In 1993, a female student formally charged the professor with sexual harassment and the campus committee agreed by ordering Cohen to modify his teaching strategy. Cohen filed a lawsuit against the college under the claims that his academic freedom and freedom of al. , 2011, p. 97). Although his approach could very well be considered risqué to say the least, the Cohen case exposes the fragility of the classroom setting and the risks faculty members take to break the norm.

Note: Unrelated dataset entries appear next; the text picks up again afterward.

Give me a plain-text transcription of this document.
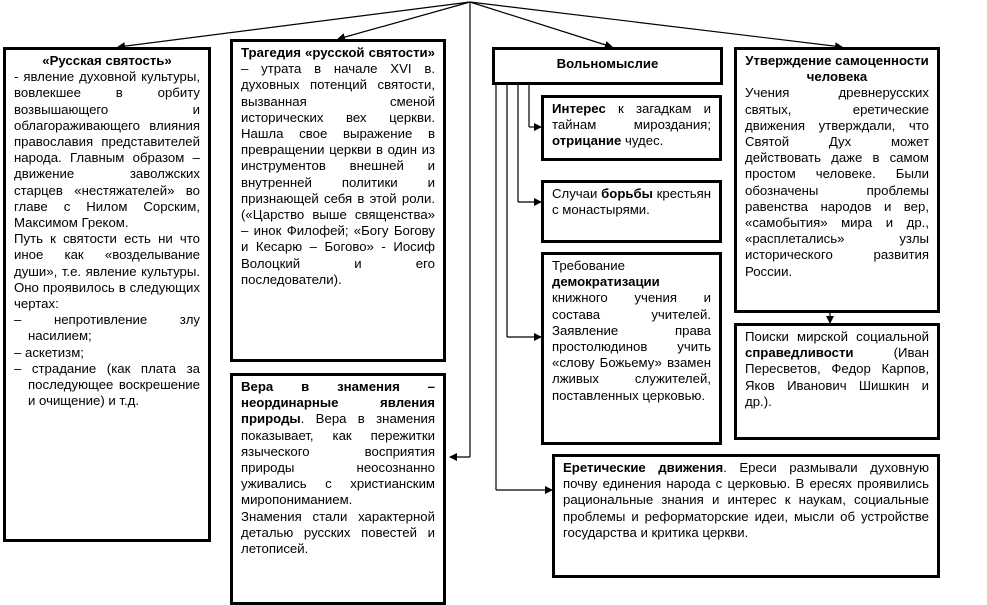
«Русская святость»

- явление духовной культуры, вовлекшее в орбиту возвышающего и облагораживающего влияния православия представителей народа. Главным образом – движение заволжских старцев «нестяжателей» во главе с Нилом Сорским, Максимом Греком.

Путь к святости есть ни что иное как «возделывание души», т.е. явление культуры. Оно проявилось в следующих чертах:

– непротивление злу насилием;
– аскетизм;
– страдание (как плата за последующее воскрешение и очищение) и т.д.

Трагедия «русской святости» – утрата в начале XVI в. духовных потенций святости, вызванная сменой исторических вех церкви. Нашла свое выражение в превращении церкви в один из инструментов внешней и внутренней политики и признающей себя в этой роли. («Царство выше священства» – инок Филофей; «Богу Богову и Кесарю – Богово» - Иосиф Волоцкий и его последователи).

Вера в знамения – неординарные явления природы. Вера в знамения показывает, как пережитки языческого восприятия природы неосознанно уживались с христианским миропониманием.

Знамения стали характерной деталью русских повестей и летописей.

Вольномыслие

Интерес к загадкам и тайнам мироздания; отрицание чудес.

Случаи борьбы крестьян с монастырями.

Требование демократизации книжного учения и состава учителей. Заявление права простолюдинов учить «слову Божьему» взамен лживых служителей, поставленных церковью.

Утверждение самоценности человека

Учения древнерусских святых, еретические движения утверждали, что Святой Дух может действовать даже в самом простом человеке. Были обозначены проблемы равенства народов и вер, «самобытия» мира и др., «расплетались» узлы исторического развития России.

Поиски мирской социальной справедливости (Иван Пересветов, Федор Карпов, Яков Иванович Шишкин и др.).

Еретические движения. Ереси размывали духовную почву единения народа с церковью. В ересях проявились рациональные знания и интерес к наукам, социальные проблемы и реформаторские идеи, мысли об устройстве государства и критика церкви.
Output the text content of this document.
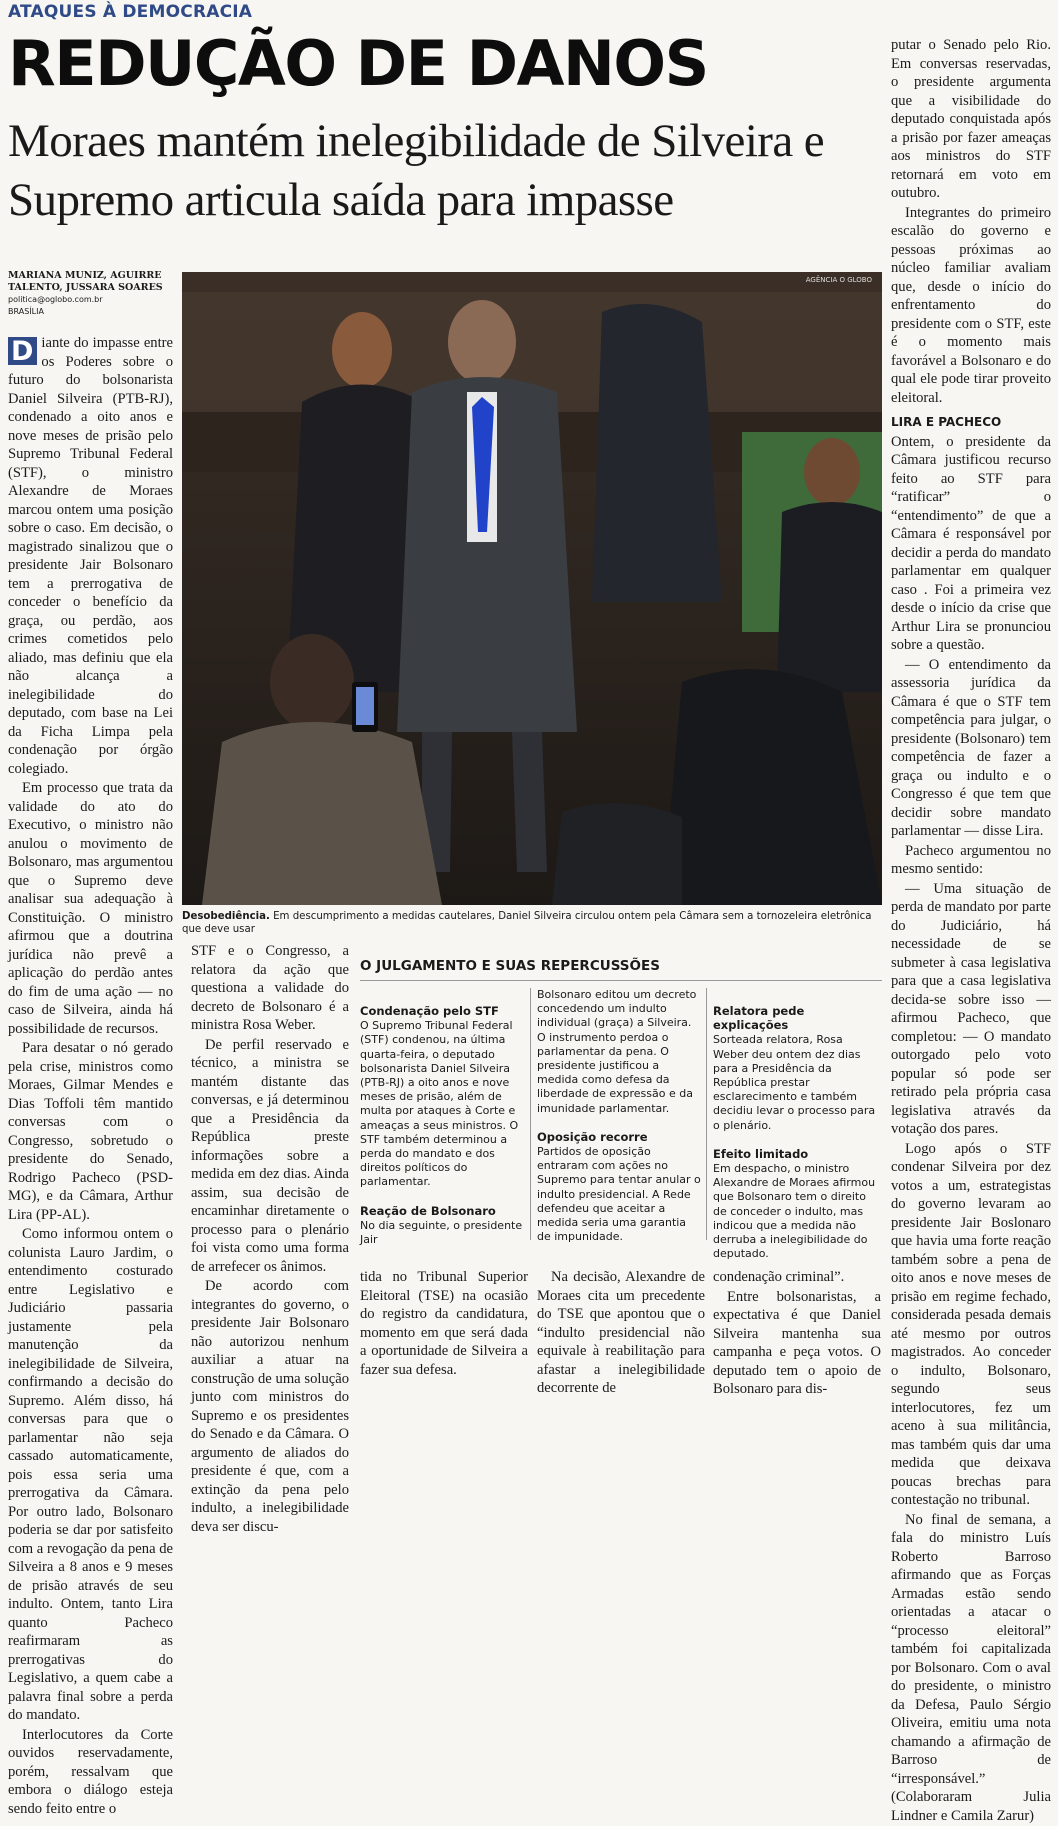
ATAQUES À DEMOCRACIA
REDUÇÃO DE DANOS
Moraes mantém inelegibilidade de Silveira e Supremo articula saída para impasse
MARIANA MUNIZ, AGUIRRE TALENTO, JUSSARA SOARES
politica@oglobo.com.br
BRASÍLIA

D iante do impasse entre os Poderes sobre o futuro do bolsonarista Daniel Silveira (PTB-RJ), condenado a oito anos e nove meses de prisão pelo Supremo Tribunal Federal (STF), o ministro Alexandre de Moraes marcou ontem uma posição sobre o caso. Em decisão, o magistrado sinalizou que o presidente Jair Bolsonaro tem a prerrogativa de conceder o benefício da graça, ou perdão, aos crimes cometidos pelo aliado, mas definiu que ela não alcança a inelegibilidade do deputado, com base na Lei da Ficha Limpa pela condenação por órgão colegiado.

Em processo que trata da validade do ato do Executivo, o ministro não anulou o movimento de Bolsonaro, mas argumentou que o Supremo deve analisar sua adequação à Constituição. O ministro afirmou que a doutrina jurídica não prevê a aplicação do perdão antes do fim de uma ação — no caso de Silveira, ainda há possibilidade de recursos.

Para desatar o nó gerado pela crise, ministros como Moraes, Gilmar Mendes e Dias Toffoli têm mantido conversas com o Congresso, sobretudo o presidente do Senado, Rodrigo Pacheco (PSD-MG), e da Câmara, Arthur Lira (PP-AL).

Como informou ontem o colunista Lauro Jardim, o entendimento costurado entre Legislativo e Judiciário passaria justamente pela manutenção da inelegibilidade de Silveira, confirmando a decisão do Supremo. Além disso, há conversas para que o parlamentar não seja cassado automaticamente, pois essa seria uma prerrogativa da Câmara. Por outro lado, Bolsonaro poderia se dar por satisfeito com a revogação da pena de Silveira a 8 anos e 9 meses de prisão através de seu indulto. Ontem, tanto Lira quanto Pacheco reafirmaram as prerrogativas do Legislativo, a quem cabe a palavra final sobre a perda do mandato.

Interlocutores da Corte ouvidos reservadamente, porém, ressalvam que embora o diálogo esteja sendo feito entre o

AGÊNCIA O GLOBO
Desobediência. Em descumprimento a medidas cautelares, Daniel Silveira circulou ontem pela Câmara sem a tornozeleira eletrônica que deve usar

STF e o Congresso, a relatora da ação que questiona a validade do decreto de Bolsonaro é a ministra Rosa Weber.

De perfil reservado e técnico, a ministra se mantém distante das conversas, e já determinou que a Presidência da República preste informações sobre a medida em dez dias. Ainda assim, sua decisão de encaminhar diretamente o processo para o plenário foi vista como uma forma de arrefecer os ânimos.

De acordo com integrantes do governo, o presidente Jair Bolsonaro não autorizou nenhum auxiliar a atuar na construção de uma solução junto com ministros do Supremo e os presidentes do Senado e da Câmara. O argumento de aliados do presidente é que, com a extinção da pena pelo indulto, a inelegibilidade deva ser discu-

O JULGAMENTO E SUAS REPERCUSSÕES
Condenação pelo STF
O Supremo Tribunal Federal (STF) condenou, na última quarta-feira, o deputado bolsonarista Daniel Silveira (PTB-RJ) a oito anos e nove meses de prisão, além de multa por ataques à Corte e ameaças a seus ministros. O STF também determinou a perda do mandato e dos direitos políticos do parlamentar.
Reação de Bolsonaro
No dia seguinte, o presidente Jair
Bolsonaro editou um decreto concedendo um indulto individual (graça) a Silveira. O instrumento perdoa o parlamentar da pena. O presidente justificou a medida como defesa da liberdade de expressão e da imunidade parlamentar.
Oposição recorre
Partidos de oposição entraram com ações no Supremo para tentar anular o indulto presidencial. A Rede defendeu que aceitar a medida seria uma garantia de impunidade.
Relatora pede explicações
Sorteada relatora, Rosa Weber deu ontem dez dias para a Presidência da República prestar esclarecimento e também decidiu levar o processo para o plenário.
Efeito limitado
Em despacho, o ministro Alexandre de Moraes afirmou que Bolsonaro tem o direito de conceder o indulto, mas indicou que a medida não derruba a inelegibilidade do deputado.

tida no Tribunal Superior Eleitoral (TSE) na ocasião do registro da candidatura, momento em que será dada a oportunidade de Silveira a fazer sua defesa.

Na decisão, Alexandre de Moraes cita um precedente do TSE que apontou que o “indulto presidencial não equivale à reabilitação para afastar a inelegibilidade decorrente de

condenação criminal”.

Entre bolsonaristas, a expectativa é que Daniel Silveira mantenha sua campanha e peça votos. O deputado tem o apoio de Bolsonaro para dis-

putar o Senado pelo Rio. Em conversas reservadas, o presidente argumenta que a visibilidade do deputado conquistada após a prisão por fazer ameaças aos ministros do STF retornará em voto em outubro.

Integrantes do primeiro escalão do governo e pessoas próximas ao núcleo familiar avaliam que, desde o início do enfrentamento do presidente com o STF, este é o momento mais favorável a Bolsonaro e do qual ele pode tirar proveito eleitoral.

LIRA E PACHECO

Ontem, o presidente da Câmara justificou recurso feito ao STF para “ratificar” o “entendimento” de que a Câmara é responsável por decidir a perda do mandato parlamentar em qualquer caso . Foi a primeira vez desde o início da crise que Arthur Lira se pronunciou sobre a questão.

— O entendimento da assessoria jurídica da Câmara é que o STF tem competência para julgar, o presidente (Bolsonaro) tem competência de fazer a graça ou indulto e o Congresso é que tem que decidir sobre mandato parlamentar — disse Lira.

Pacheco argumentou no mesmo sentido:

— Uma situação de perda de mandato por parte do Judiciário, há necessidade de se submeter à casa legislativa para que a casa legislativa decida-se sobre isso — afirmou Pacheco, que completou: — O mandato outorgado pelo voto popular só pode ser retirado pela própria casa legislativa através da votação dos pares.

Logo após o STF condenar Silveira por dez votos a um, estrategistas do governo levaram ao presidente Jair Boslonaro que havia uma forte reação também sobre a pena de oito anos e nove meses de prisão em regime fechado, considerada pesada demais até mesmo por outros magistrados. Ao conceder o indulto, Bolsonaro, segundo seus interlocutores, fez um aceno à sua militância, mas também quis dar uma medida que deixava poucas brechas para contestação no tribunal.

No final de semana, a fala do ministro Luís Roberto Barroso afirmando que as Forças Armadas estão sendo orientadas a atacar o “processo eleitoral” também foi capitalizada por Bolsonaro. Com o aval do presidente, o ministro da Defesa, Paulo Sérgio Oliveira, emitiu uma nota chamando a afirmação de Barroso de “irresponsável.” (Colaboraram Julia Lindner e Camila Zarur)
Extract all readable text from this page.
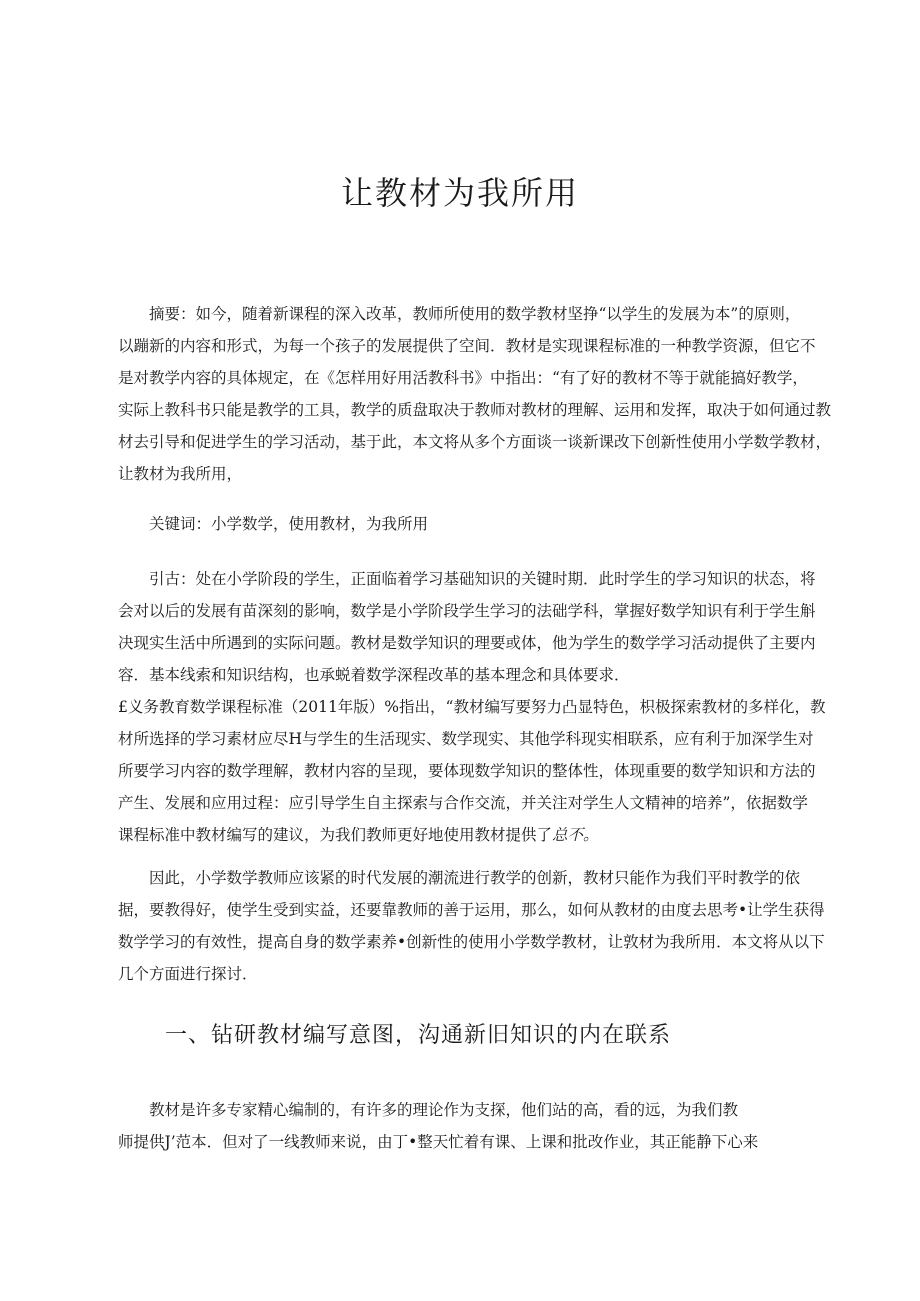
让教材为我所用
摘要：如今，随着新课程的深入改革，教师所使用的数学教材坚挣“以学生的发展为本”的原则，
以蹦新的内容和形式，为每一个孩子的发展提供了空间．教材是实现课程标准的一种教学资源，但它不
是对教学内容的具体规定，在《怎样用好用活教科书》中指出：“有了好的教材不等于就能搞好教学，
实际上教科书只能是教学的工具，教学的质盘取决于教师对教材的理解、运用和发挥，取决于如何通过教
材去引导和促进学生的学习活动，基于此，本文将从多个方面谈一谈新课改下创新性使用小学数学教材，
让教材为我所用，
关键词：小学数学，使用教材，为我所用
引古：处在小学阶段的学生，正面临着学习基础知识的关键时期．此时学生的学习知识的状态，将
会对以后的发展有苗深刻的影响，数学是小学阶段学生学习的法础学科，掌握好数学知识有利于学生斛
决现实生活中所遇到的实际问题。教材是数学知识的理要或体，他为学生的数学学习活动提供了主要内
容．基本线索和知识结构，也承蜕着数学深程改革的基本理念和具体要求．
£义务教育数学课程标准（2011年版）%指出，“教材编写要努力凸显特色，枳极探索教材的多样化，教
材所选择的学习素材应尽H与学生的生活现实、数学现实、其他学科现实相联系，应有利于加深学生对
所要学习内容的数学理解，教材内容的呈现，要体现数学知识的整体性，体现重要的数学知识和方法的
产生、发展和应用过程：应引导学生自主探索与合作交流，并关注对学生人文精神的培养”，依据数学
课程标准中教材编写的建议，为我们教师更好地使用教材提供了总不。
因此，小学数学教师应该紧的时代发展的潮流进行教学的创新，教材只能作为我们平时教学的依
据，要教得好，使学生受到实益，还要靠教师的善于运用，那么，如何从教材的由度去思考•让学生获得
数学学习的有效性，提高自身的数学素养•创新性的使用小学数学教材，让敦材为我所用．本文将从以下
几个方面进行探讨．
一、钻研教材编写意图，沟通新旧知识的内在联系
教材是许多专家精心编制的，有许多的理论作为支探，他们站的高，看的远，为我们教
师提供J’范本．但对了一线教师来说，由丁•整天忙着有课、上课和批改作业，其正能静下心来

Voluntary Consortia Latch et al. (2011) describe the external forces of the three-sector system-? voluntary enterprise, public enterprise, and private enterprise-?in great detail, including their impact and influence on institutional autonomy and academic freedom within higher education in the United States. Of these, voluntary consortia are of particular interest. Over the years, many colleges and universities have plopped interdenominational arrangements to extend their educational services.

One such example of interdenominational cooperation is in the state of California. The University of California and California State University systems have developed an agreement with each of the California community colleges to satisfy general education and lower-division requirements for transfer students. The Entertainments General Education Transfer Curriculum and the General Education-Breadth program provide an outline of courses for students uncertain of which four-year college they will transfer to or which degree they will pursue.

The Serviceberry Opportunity Colleges (SOC) program, which is funded through the Department of Defense through a contract with the American Association of State Colleges and Universities, is another example of voluntary consortium. SOC agreements provide active duty military and their dependents with educational opportunities in light of the varying military lifestyle. Due to deployments and reenlistment relocations, military students often have to put school on hold for periods of time. These agreements provide students with enrollment and catalog rights for five years, and guarantee renewable credit to and from all SOC member colleges.

Such programs help aide this group of students with completing their respective programs. Thus, voluntary consortia offer institutions an alternative way to prepare for future operations, program development, and student success (Latch et al. , 2011, p. 217). Conclusion There are many factors that have revolutionized higher education in the United States. Yet, the question still remains: is higher education a public good-?benefit to society-?or a private good-?benefit to the individual?

Higher education is increasingly en as a private good that does not deserve as much external support as it has had -?and that students (also referred to as the “users”) should pay more of the cost (Latch et al. , 2011, p. 228). Latch et al. (2011) point out that the courts and legislative authority, governmental decision-making and intervention, and implemented policies and programs have profoundly impacted higher education and the academic profession. Thus, it would be rather ridiculous to claim that students are the “users”; there are clearly a number of entities that have their own interest in mind when it comes to higher education.

Such external influences like federal government, legislative procedures, and voluntary consortia have transformed American higher education throughout the years. Although institutions have frowned upon these sometimes “obligatory’ relationships, these associations have enhanced and continue to provide opportunities to students. After World War II, “Americans began to perceive undergraduate and graduate degrees as gateways to the professions, the new route to the American dream” (Latch et al. , 2011, p. 116). This encouraged to pursue college degrees to not only better themselves as individuals, UT to enhance society as a whole.